Clooney soars in Reitman's 'Air'

Article Published: Dec. 30, 2009 | Modified: Sep. 7, 2011
Clooney soars in Reitman's 'Air'

George Clooney has a sudden craving for curbside bag check-in in 'Up in the Air.'

Jason Reitman appears to be interested in offbeat characters, and his interest continues to manifest itself in excellent films. He made his feature debut with 2005's Thank You for Smoking, a hilarious film about the misadventures of a public relations representative for a tobacco company.

He followed that with 2007's Juno, a funny and charming film about a smart-aleck 16-year-old who finds herself pregnant.

Now he brings us Ryan Bingham, an axe man, in Up in the Air. Much like Smoking's Nick Naylor, who had to spin the "positive side" of smoking, Bingham (George Clooney) has a really hard job: he flies around the country to fire people. He has plenty of work, too, since lots of corporate executives have people they want to fire and are too cowardly to actually tell their employees the bad news face-to-face.

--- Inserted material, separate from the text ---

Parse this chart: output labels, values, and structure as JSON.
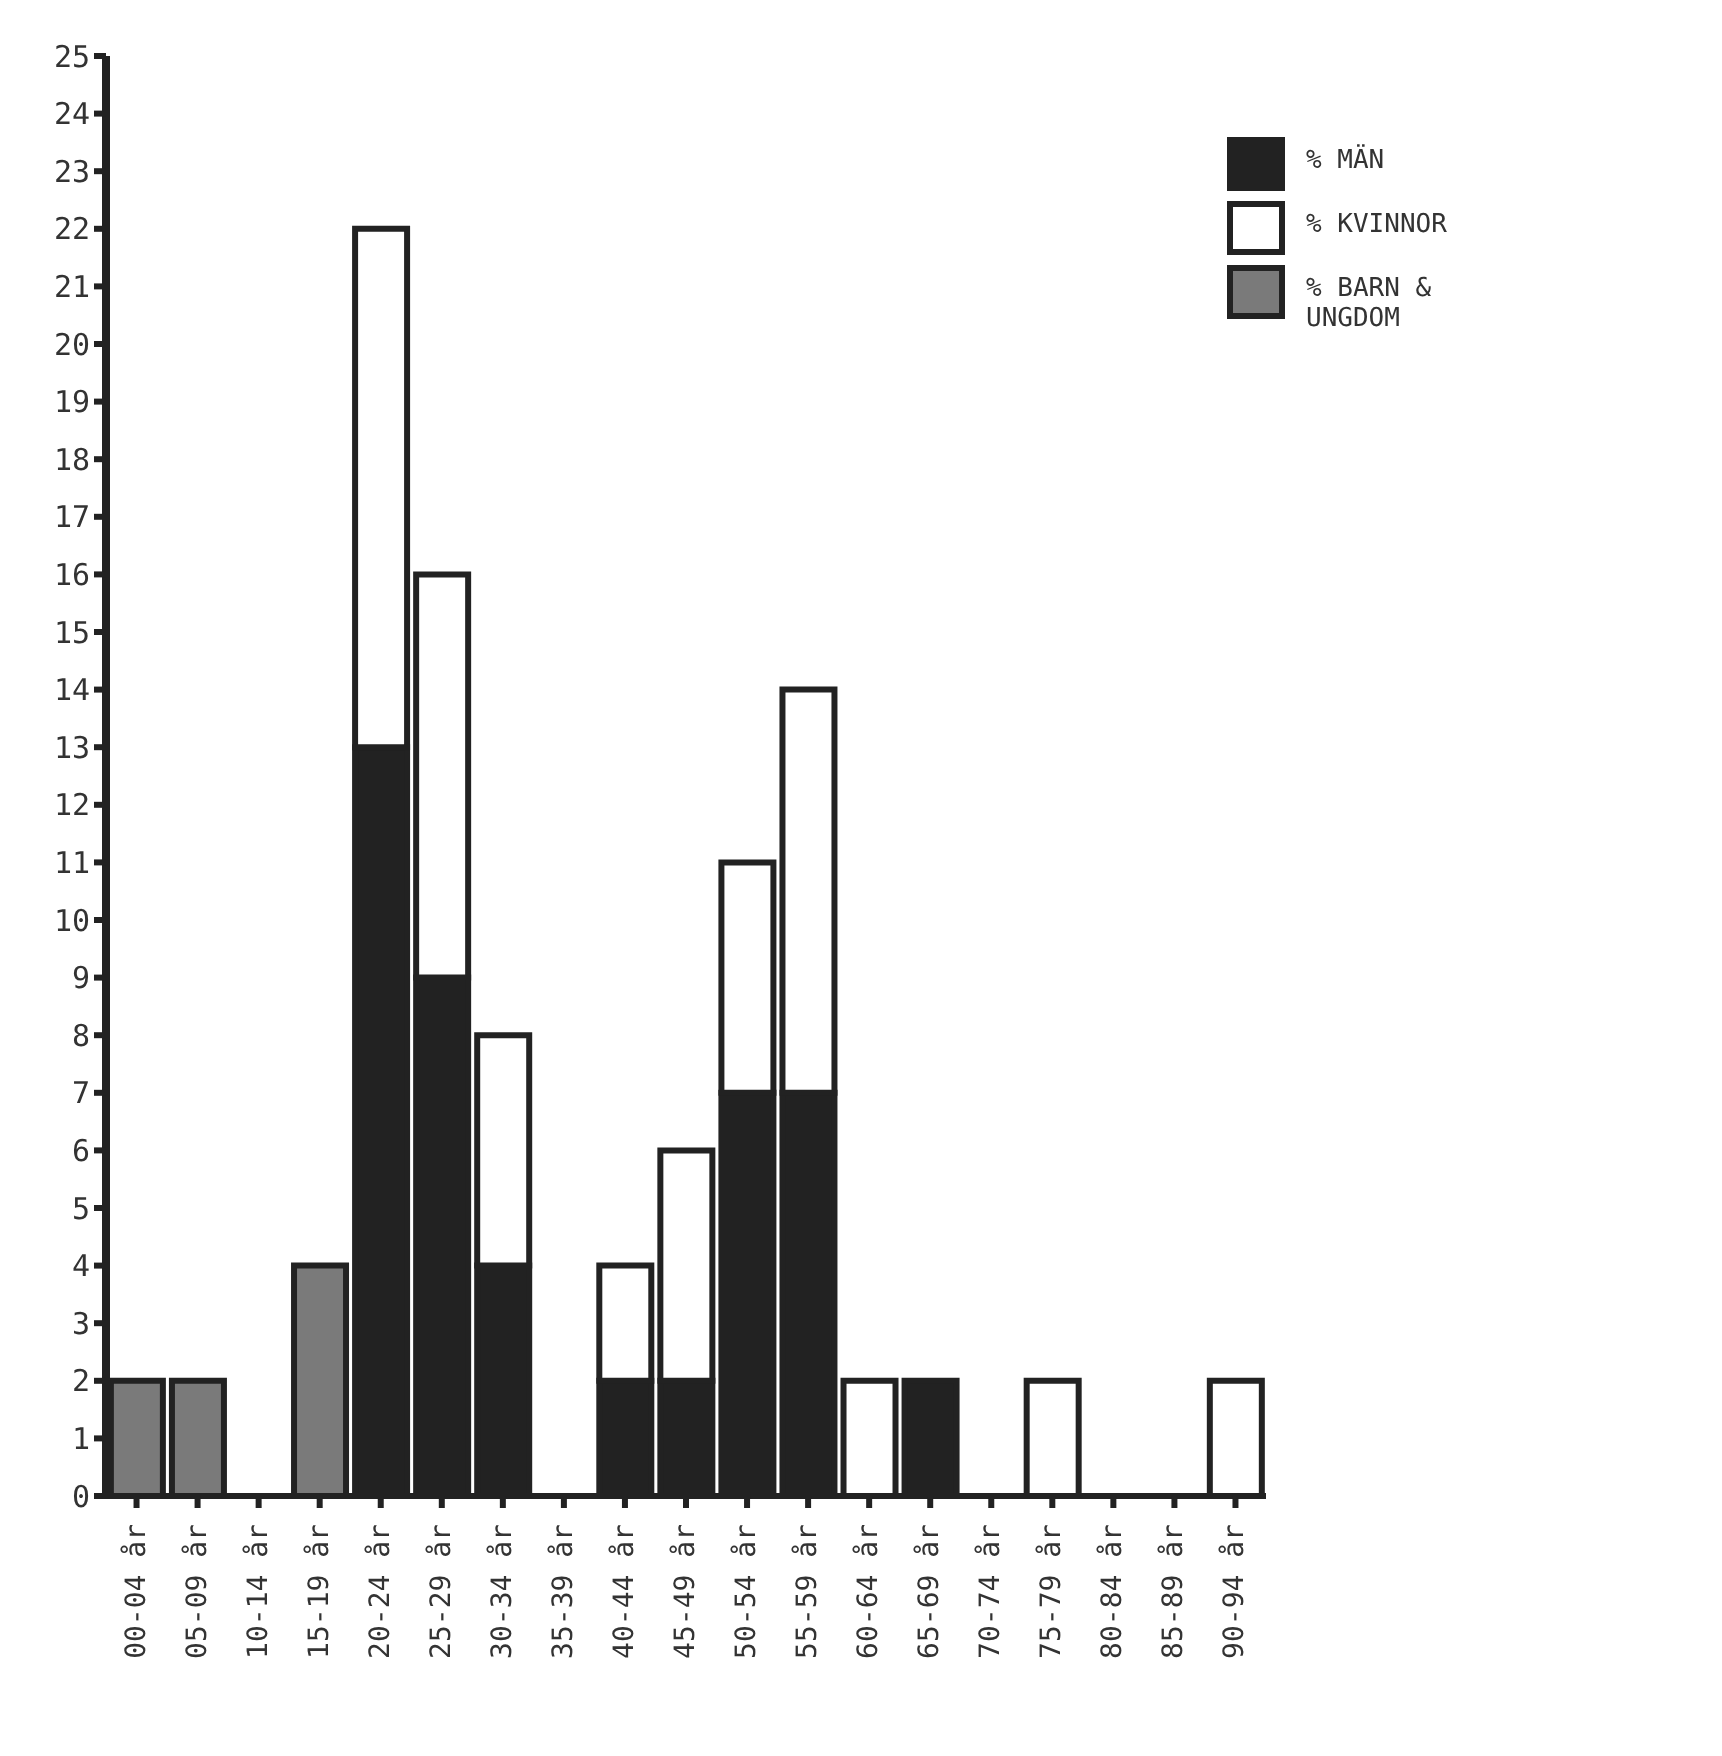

The job keeps Bingham on airplanes constantly, and he doesn't really have any close friends outside of work. He's not very close with his family, either, but he seems to enjoy the solitude. This is all compromised by the arrival of the young Natalie Keener (the rising Anna Kendrick), a smart but naive young woman who has developed a video conferencing method of firing people that will eliminate the need for travel - and keep Bingham grounded in Omaha, Neb.

So Bingham, who believes that termination is something you do in person, takes Keener on one of his cross-country firing trips so she can get a feel for the job. He also crosses paths with Alex Goran (Vera Farmiga, The Departed), an attractive woman who is also on the road a lot.

What's interesting about Up in the Air is that it's completely unpredictable and avoids all the predictable formulaic pitfalls that it could have easily fallen into. It's really more of a character study that looks at Bingham, Keener and Goran, and Reitman is true to his characters. He's more interested in why they make some of the decisions they make than creating a feel-good holiday movie, and I enjoyed the unpredictability of these characters.

Air is also a relevant picture for the new decade, incorporating the current economic downturn into the film. Bingham's boss (Jason Bateman, Arrested Development) even points out that business is bad across most sectors of the country, and downsizing means good times if you're in the firing business. Reitman shows the reactions of many people who Bingham or Keener are terminating, adding a unique element for Clooney and Keener to react to.

All of the performances, and the jokes, are much more subtle than Reitman's other films. While Juno had plenty of zingers that you could relay to your friends, much of the humor in Air is of the "you had to be there" variety. It works, too, because it just wouldn't have meshed well with the Air's frequently melancholy tone or the quiet nature of these characters.

Clooney's performance, in particular, is incredibly natural and easy-going, which is harder to pull off than most people recognize. He has always reminded me a lot of Jimmy Stewart - a smooth, sophisticated leading man who can say a lot without saying much at all. This might be his best performance, though fans of Michael Clayton and Solaris (2002) might beg to differ.

This is also Reitman's best film and, I hope, another promising sign from a talented filmmaker.

Up in the Air is rated R for language and some sexual content. It is playing at the Regal Cinema 7 in Boone.